Tuesday, December 18, 2007

Patiently Relentless

This is how our life should be - patiently relentless. We should pursue after our goals, hope for the best, want to teach our children about life and how it works, and desire joy, peace, and happiness. We can be relentless in those pursuits. We can work on them daily, take action on them daily, and plan for the future. When we do this we must also be patience. We must realized that these pursuits will not happen on our time schedule. We must accept that it is much like growing a garden. We plant the seeds. We tend to the garden daily, doing what is necessary - providing water when there is no rain, fertilizing the plants, pulling the weeds that can choke out the grow of the plants, keep bugs away that could eat the leaves and destroy the growth that has taken place - then we must sit back and be patient. If we attempt to give too much water, too much fertilizer, pull on the plants to make them grow faster, too much pesticide to keep the bugs away, dig around the plants too much - we end up destroying the plants and the end result of fruit because we are just relentless - impatiently relentless.

When we are impatiently relentless we are trying to make life and growth happen at a different pace other than God's. We are attempting to speed things up, make others in our lives learn things before they are ready, make things happen before their appointed time. We have a hard time sitting back and allowing God to do what God does - create, love, and nuture.

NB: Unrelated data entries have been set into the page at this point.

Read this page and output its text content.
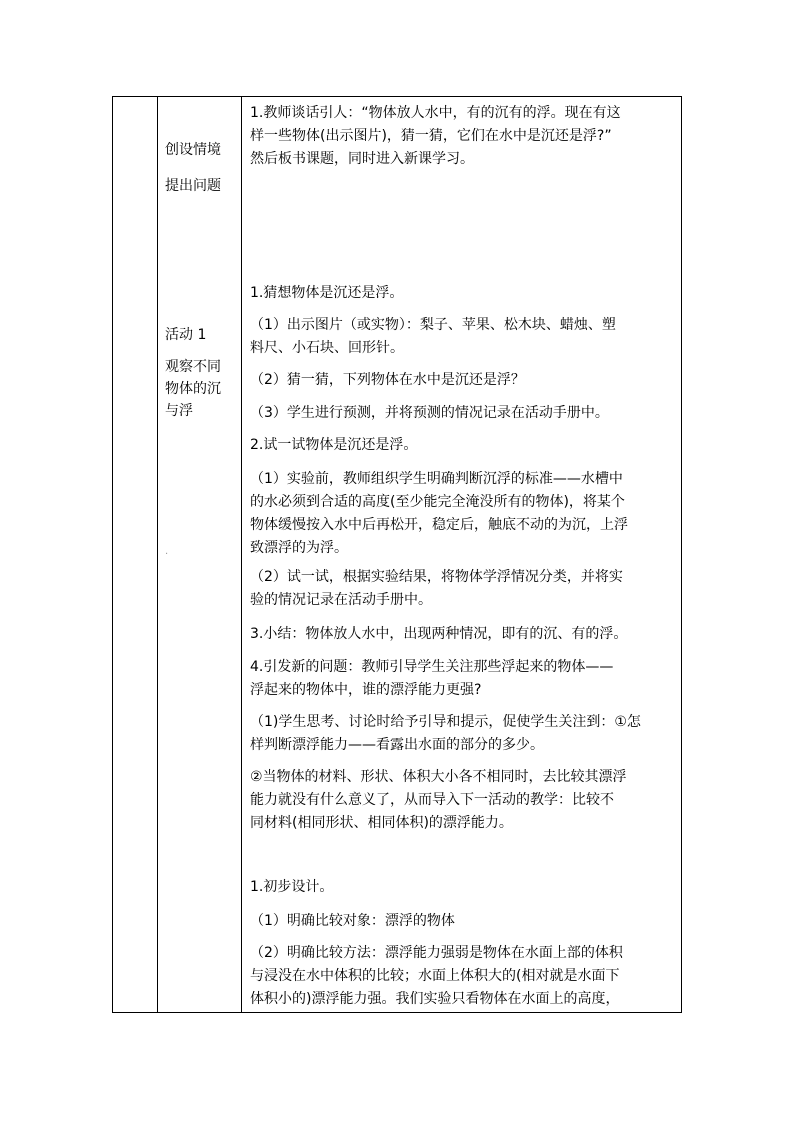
创设情境
提出问题
活动 1
观察不同
物体的沉
与浮
.
1.教师谈话引人：“物体放人水中，有的沉有的浮。现在有这
样一些物体(出示图片)，猜一猜，它们在水中是沉还是浮?”
然后板书课题，同时进入新课学习。
1.猜想物体是沉还是浮。
（1）出示图片（或实物）：梨子、苹果、松木块、蜡烛、塑
料尺、小石块、回形针。
（2）猜一猜，下列物体在水中是沉还是浮？
（3）学生进行预测，并将预测的情况记录在活动手册中。
2.试一试物体是沉还是浮。
（1）实验前，教师组织学生明确判断沉浮的标准——水槽中
的水必须到合适的高度(至少能完全淹没所有的物体)，将某个
物体缓慢按入水中后再松开，稳定后，触底不动的为沉，上浮
致漂浮的为浮。
（2）试一试，根据实验结果，将物体学浮情况分类，并将实
验的情况记录在活动手册中。
3.小结：物体放人水中，出现两种情况，即有的沉、有的浮。
4.引发新的问题：教师引导学生关注那些浮起来的物体——
浮起来的物体中，谁的漂浮能力更强?
（1)学生思考、讨论时给予引导和提示，促使学生关注到：①怎
样判断漂浮能力——看露出水面的部分的多少。
②当物体的材料、形状、体积大小各不相同时，去比较其漂浮
能力就没有什么意义了，从而导入下一活动的教学：比较不
同材料(相同形状、相同体积)的漂浮能力。
1.初步设计。
（1）明确比较对象：漂浮的物体
（2）明确比较方法：漂浮能力强弱是物体在水面上部的体积
与浸没在水中体积的比较；水面上体积大的(相对就是水面下
体积小的)漂浮能力强。我们实验只看物体在水面上的高度，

We become angry then, want to assert our rights, push people along, and live in frustration and depression. However, when we can be patiently relentless we tend to others and step back and allow them to figure things out, we help others along their path without pushing them in the direction we think they should go, we do not interfere with God working in their life. We do the things that are placed in front of us each day to do so we can reach a goal, but we must patiently wait for the fruit of that labor to show up and trust that God will make it show up - but only on time - the time appointed.

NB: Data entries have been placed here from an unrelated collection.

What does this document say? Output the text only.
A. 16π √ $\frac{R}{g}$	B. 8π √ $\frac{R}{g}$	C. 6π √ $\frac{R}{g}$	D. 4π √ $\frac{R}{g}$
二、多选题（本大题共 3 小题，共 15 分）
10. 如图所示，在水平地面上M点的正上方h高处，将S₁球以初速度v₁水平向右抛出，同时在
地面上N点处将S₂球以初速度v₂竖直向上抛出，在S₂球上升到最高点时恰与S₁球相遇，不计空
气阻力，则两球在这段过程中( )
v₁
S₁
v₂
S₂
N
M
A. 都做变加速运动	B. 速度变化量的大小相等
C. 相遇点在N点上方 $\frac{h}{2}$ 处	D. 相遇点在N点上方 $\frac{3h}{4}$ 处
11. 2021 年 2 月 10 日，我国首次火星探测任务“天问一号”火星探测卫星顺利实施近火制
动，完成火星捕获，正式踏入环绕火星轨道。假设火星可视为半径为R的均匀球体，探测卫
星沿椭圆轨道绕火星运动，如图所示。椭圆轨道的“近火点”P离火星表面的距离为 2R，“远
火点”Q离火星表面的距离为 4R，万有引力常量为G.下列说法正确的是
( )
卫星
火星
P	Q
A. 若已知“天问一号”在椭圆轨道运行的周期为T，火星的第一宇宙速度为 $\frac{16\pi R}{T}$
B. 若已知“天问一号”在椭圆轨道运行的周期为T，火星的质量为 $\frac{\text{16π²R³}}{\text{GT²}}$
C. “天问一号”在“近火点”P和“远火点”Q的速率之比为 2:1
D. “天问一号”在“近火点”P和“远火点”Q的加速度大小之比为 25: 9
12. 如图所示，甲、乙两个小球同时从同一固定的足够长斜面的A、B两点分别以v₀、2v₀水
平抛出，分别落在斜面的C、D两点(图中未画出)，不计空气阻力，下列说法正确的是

Be assured that from the first day we heard of you, we haven't stopped praying for you, asking God to give you wise minds and spirits attuned to his will, and so acquire a thorough understanding of the ways in which God works. We pray that you'll live well for the Master, making him proud of you as you work hard in his orchard. As you learn more and more how God works, you will learn how to do your work. We pray that you'll have the strength to stick it out over the long haul—not the grim strength of gritting your teeth but the glory-strength God gives. It is strength that endures the unendurable and spills over into joy, thanking the Father who makes us strong enough to take part in everything bright and beautiful that he has for us. Colossians 1:9-12
We do not need to "grit our teeth" in inpatience. Rather we need to allow things to happen patiently "knowing that the testing of your faith produces patience. But let patience have its perfect work, that you may be perfect and complete, lacking nothing." James 1:3-4
Be like Jesus in you daily life. Jesus never ran anywhere. He took his time getting to a man that he loved.
"Jesus loved Martha and her sister and Lazarus, but oddly, when he heard that Lazarus was sick, he stayed on where he was for two more days. After the two days, he said to his disciples, "Let's go back to Judea." John 11:5-7
Jesus raised him from the dead - he was relentless - but he sure was patient. Can we allow things to happen as they need to? Can we enjoy the moments that we are in? Can we just enjoy the act of being a "gardener?" Be patiently relentless as you tend to your lives and others.